Sen kalktığında ben etrafı dolaşmaya başlamıştım. Bilmem kaç sokak, binden fazla şehir ve yüzden fazla ülkeyi gezip gelmiştim. Birbirinden farklı insanlar tanımış bizimle alakası bile olmayan kültürleri görme fırsatım olmuştu. Ve sen kalkmıştın.
   Sen yüzünü yıkarken ben dünyayı daha iyi tanımaya başladım. Bu işin sadece gezmek olmadığının farkındaydım o yüzden araştırdım, soruşturdum, okudum. Dünya’nın ne olduğunu öğrendim. Yaşamın ne anlama geldiğini, yaşayan türleri, bizlerden önce hangi türlerin olduğunu ve ilk hayatın bu dünyada nasıl başladığına kadar geriye gittim. Milyonlarca yıl geriye gidip araştırmam bittiğinde sen yüzünü yıkamıştın. 
   Sen kahvaltı hazırlarken kendine ben dere tepe düz gittim. Dağlara çıktım temiz hava aldım, köylere gittim birer çaylarını içtim. Tarlalara ürün ektim. Ektiğim ürünlerin hasadını yaptım. Denizler geçtim, göller gördüm. Bir gün yüzdüm bir gün üşüdüm. Eski şehirleri gezdim. Tarihi yapıları, çeşmeleri, pazar yerlerini her yeri gördüm. Görmekle kalmadım öğrendim de. 

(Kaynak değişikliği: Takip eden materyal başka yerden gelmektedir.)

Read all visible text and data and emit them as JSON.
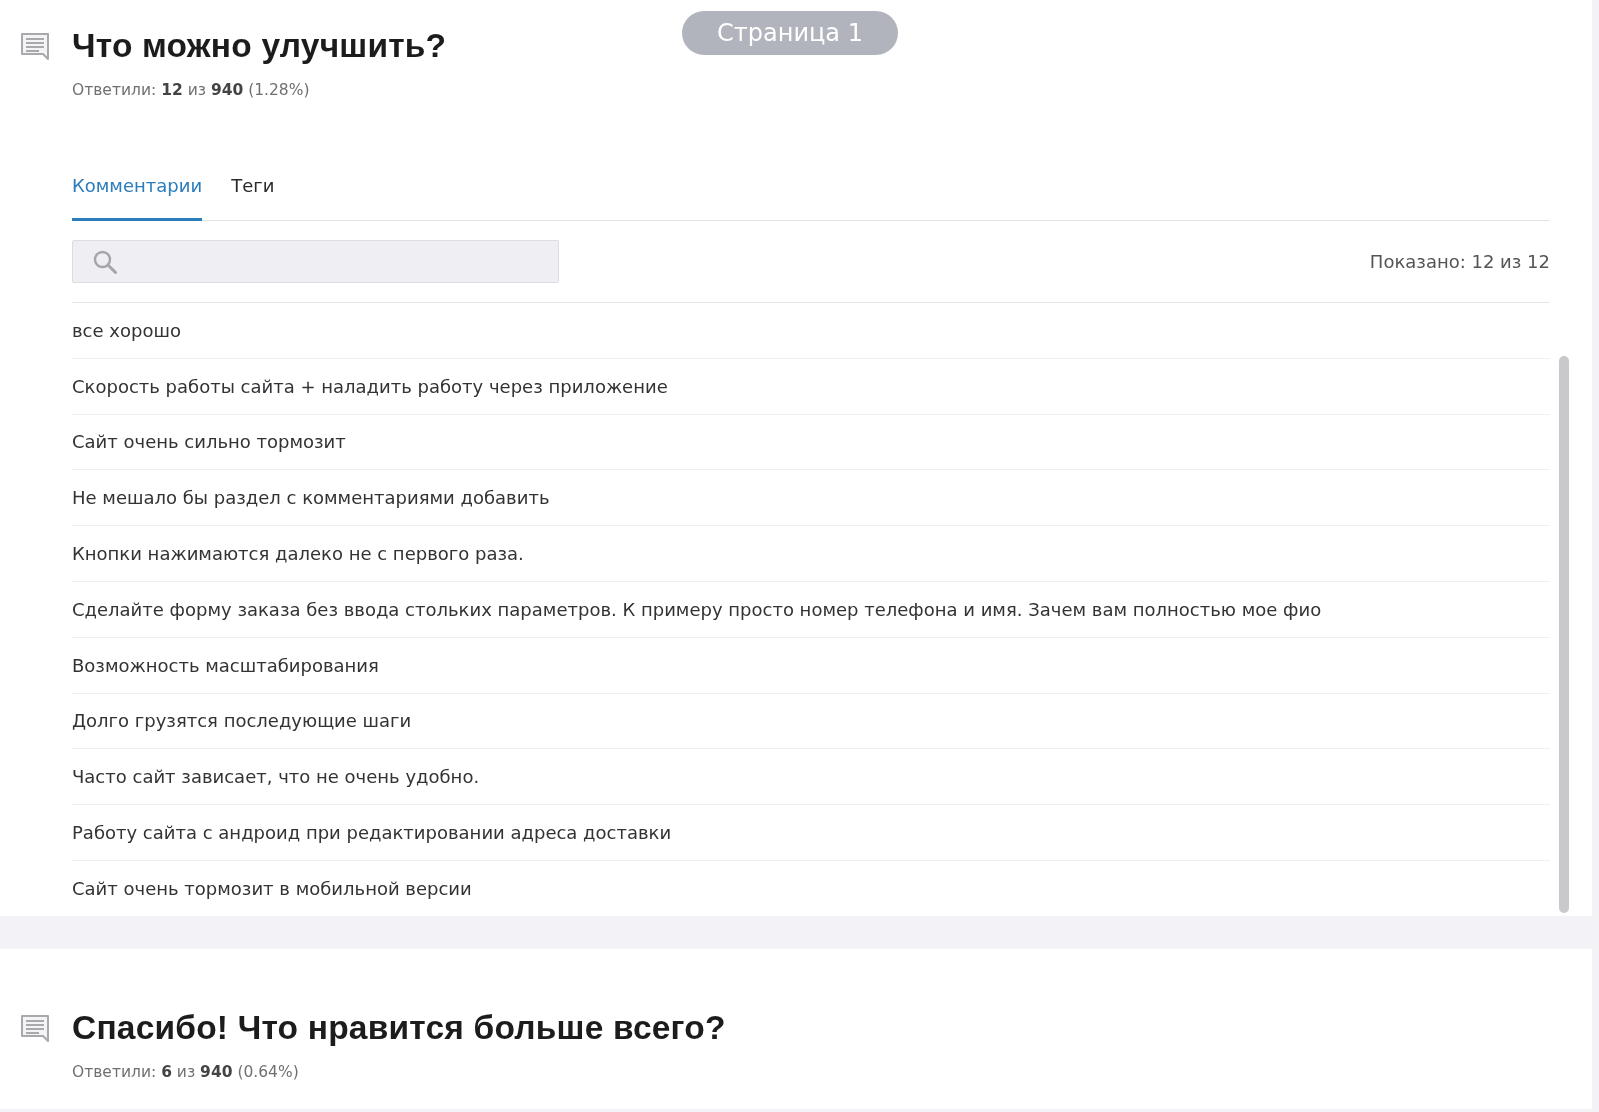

   Sen kahvaltı masasına oturduğunda ben savaşlar gördüm. İnsanların birbirini bir hiç uğruna yok etmelerine tanıklık ettim. Bütün enerjisini birbirlerini nasıl daha hızlı ve etkin öldürürüm diyen insanların hırsını gördüm. Barış kadar uygulaması kolay, rahat, huzurlu ve mutlu bir kavram varken zor yolu seçen, gözlerini kan bürümüş insanların kendisi gibi görmediği, düşünmediği insanları katledişini gördüm. Kazandıkları parayı füzelere, uçaklara, silahlara yatıranları gördüm. Halbuki onların yerine etrafa çiçek ekseler, çocuklara oyuncak alsalar, eğitim verseler, sokak hayvanlarını besleseler bütün sorunlar çözülecekken bunları kabul etmeyen insanları gördüm. Sadece insanları değil kendi adına halk denilen, toplum denilen hatta devlet denilen yapıları gördüm.
   Sen kahvaltıdan kalkıp ne giyeceğini seçip ve daha sonrasında da üstünü değiştirmeye hazırlandığında ben zamanda yolculuk olarak adlandırdığım kütüphanemi tekrardan keşfettim. Okuduğum kitapları bir daha okudum, daha öncesinden tanıştığım karakterlerle hasret giderdim. Yeni kitapları büyük bir zevkle açtım ve okumaya başladım. Ne olaylar okudum, ne konular gördüm, ne karakterler tanıdım. Hepsini hafızama kazıdım. Bu kitaplar sayesinde belki istemeden de olsa hayata bakış açım hatta kendim bile değişebilir ama olsun, kitap okuduktan sonra kötü yönde değişen bir insan olur mu? Bence de olmaz, o yüzden değişimin her türlüsüne kucağımı açtım.
   Sen hazırlandıktan sonra kapıya çıkıp aşağıya inmeye başladığında ben kendimle yüzleştim. Herhalde okuduğum kitaplar etkisini göstermiş olacak ki, kendi içimde yanlış bulduklarımı, eksik yanlarımı değerlendirmeye başladım. Nasıl daha iyi yazabilirim, nasıl daha iyi kendimi geliştirebilirim gibi bir sürü yeri ve zamanı olmayan soruya göğüs gererek onları kendimce cevaplamaya çalıştım. Hatta bir yerde daha çok nasıl seni mutlu edebilirim diye bile düşündüm. Seni daha mı çok sevsem diye bile düşündüm ama sonra seni çok sevdiğim geldi aklıma. Bir insan birini çok severken daha çok nasıl sevmek isteyebilirse o kadar çok seviyorum zaten seni. İşte bütün bu karmaşık soruların cevaplarını vermeye çalışırken boğuluyordum ve tam bu anda dış kapının sesi duyuldu. Kapı yavaşça açıldı ve sen kapıdan dışarıya attın kendini. Önce rüzgâr karşıladı seni, güzel yüzüne çarptı. Sonrasında seni bekleyen beni gördün ve gülümsedin. İşte o anda iyi ki sen dedim. Ne kadar uzun olursa olsun, seni her zaman bekleyeceğimi anladım.